Fostering Ecological Hope
Today from Margaret Swedish:
Copenhagen has center stage for a couple of weeks – for good or ill, right? — hosting the international conference on climate change. I resist those who say that the planet lives or dies by Copenhagen. If that’s the case, get ready for death.
But it’s not the case. It is one step, and the significance of it is yet to be seen. Certainly the days leading up to it seemed to indicate that the most reluctant nations are finally getting the message — the US, China, India, for example — all making modest pledges to do something (Obama -> reducing CO2 emissions by 17% below 2005 levels, a trifle, really, and 83% by 2050, though how he is going to do that or what he proposes to do that, is far from clear and as yet has no real political support). But so far all those somethings don’t amount to much, or nearly enough. Meanwhile, the rich western post-industrial societies that created the crisis and built their economies off of it, are also not yet prepared to meet the demands of poorer countries who think their efforts to cut emissions should be subsidized by the wealthy.
Another word for this is – justice.
My NY Times reading on this today was interesting. First there is Andrew Revkin’s good reporting on the climate change conference and the impact of the so-called email scandal – the theft of thousands of emails of climate scientists at the Climate Research Unit, University of East Anglia in England. Supposedly these emails prove that the science that purports proof of human-induced global warming is a fraud. Actually, the emails indicate nothing of the kind, but you wouldn’t know that from listening to Fox News or Sen. Imhofe or Rep. Sensenbrenner. I doubt they’ve read the thousands of pages, but some have and see no fraud.
In any case, here’s Revkin’s good article today, written with John Broder:
Then I was intrigued by accompanying Opinion pieces today, one from Nobel Laureate Paul Krugman, whose writings on economics I always appreciate, and the other from doomsday climate scientist James Hansen of the Goddard Institute for Space Studies, one of our most brilliant in this matter.
Why intrigued? Because the economist argues enthusiastically for a cap-and-trade system to cut emissions, and the scientist argues vigorously that this won’t work.

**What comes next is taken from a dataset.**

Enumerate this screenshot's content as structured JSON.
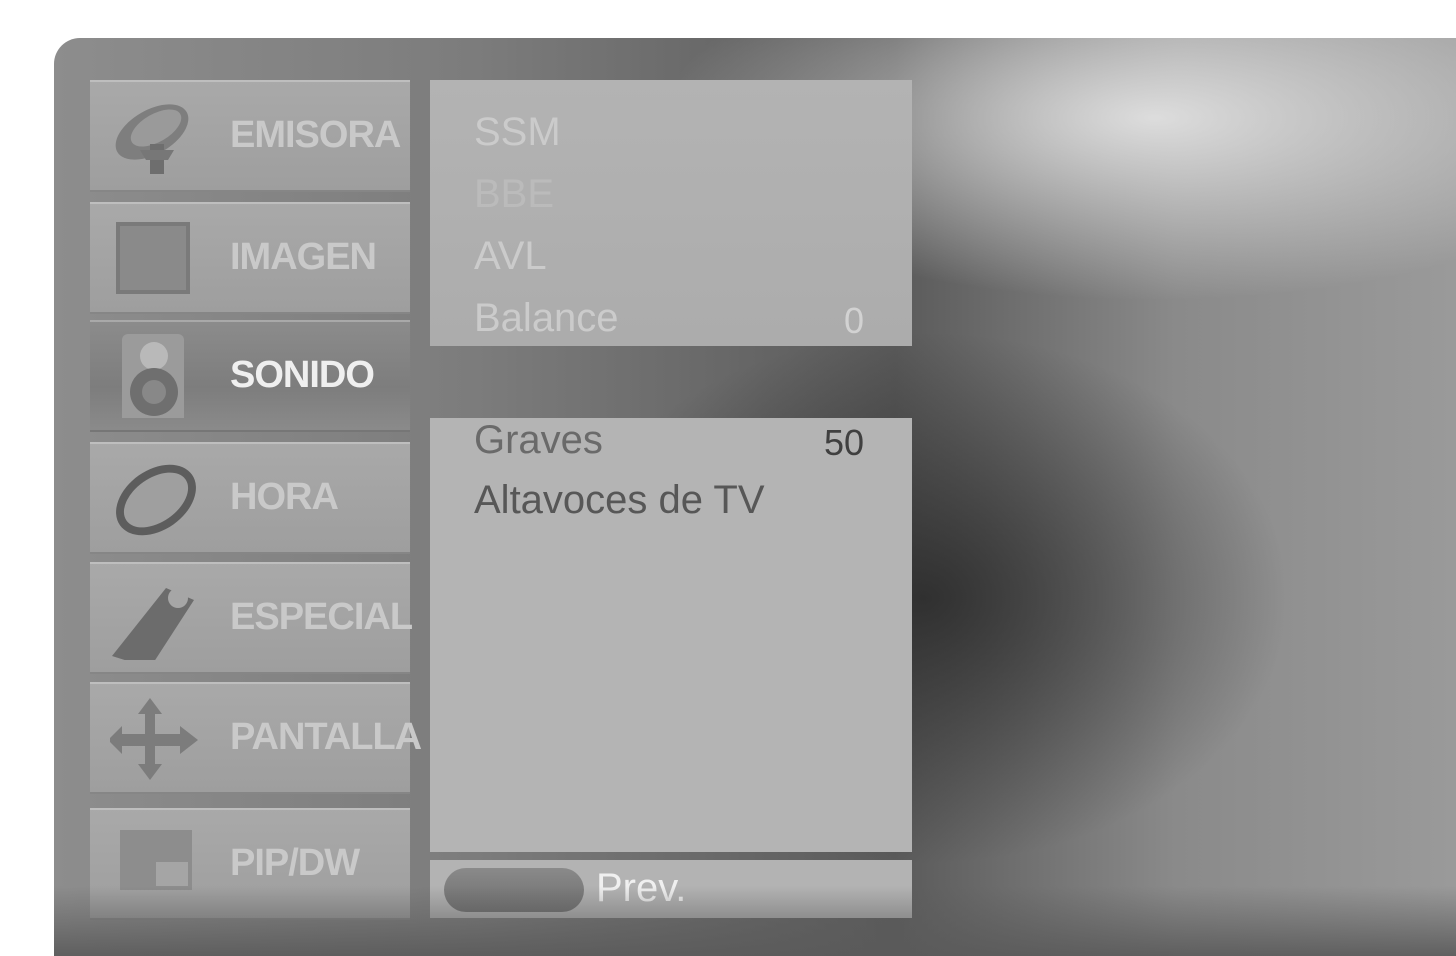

I don’t trust the market, and I find it woeful that we will try to create one that makes profits for private industry out of our attempts to cut CO2 emissions. Hansen’s approach is one we support – a tax on carbon right from the starting point of its production, then putting the funds generated into programs of mitigation and adaptation. His approach has the added incentive of being quick enough, if fully and effectively implemented, to keep up with the nature of the escalating threat with the least amount of future suffering. Carbon is quickly reduced because it becomes expensive while alternatives become priced in a way that is competitive with and then ultimately cheaper than fossil fuels.
So, let’s keep all those folks at the conference in our thoughts these days. And keep the heat on the House and Senate. Don’t let the deniers dominate this national conversation. More people in this country doubt global warming science than as recently as 5 years ago. Our voices are needed to drown out the deniers with a good dose of truth and a measure of urgency.
In the end, Copenhagen won’t decide the fate of the planet, though the cost of failure would be pretty terrible. But in the end, the fate of the planet still depends on creating cultures and movements around the world willing to do what needs to be done to salvage the atmosphere in which we live and move and have our being – to scale down the industrial way of life drastically, and to share the sacrifice equitably and compassionately.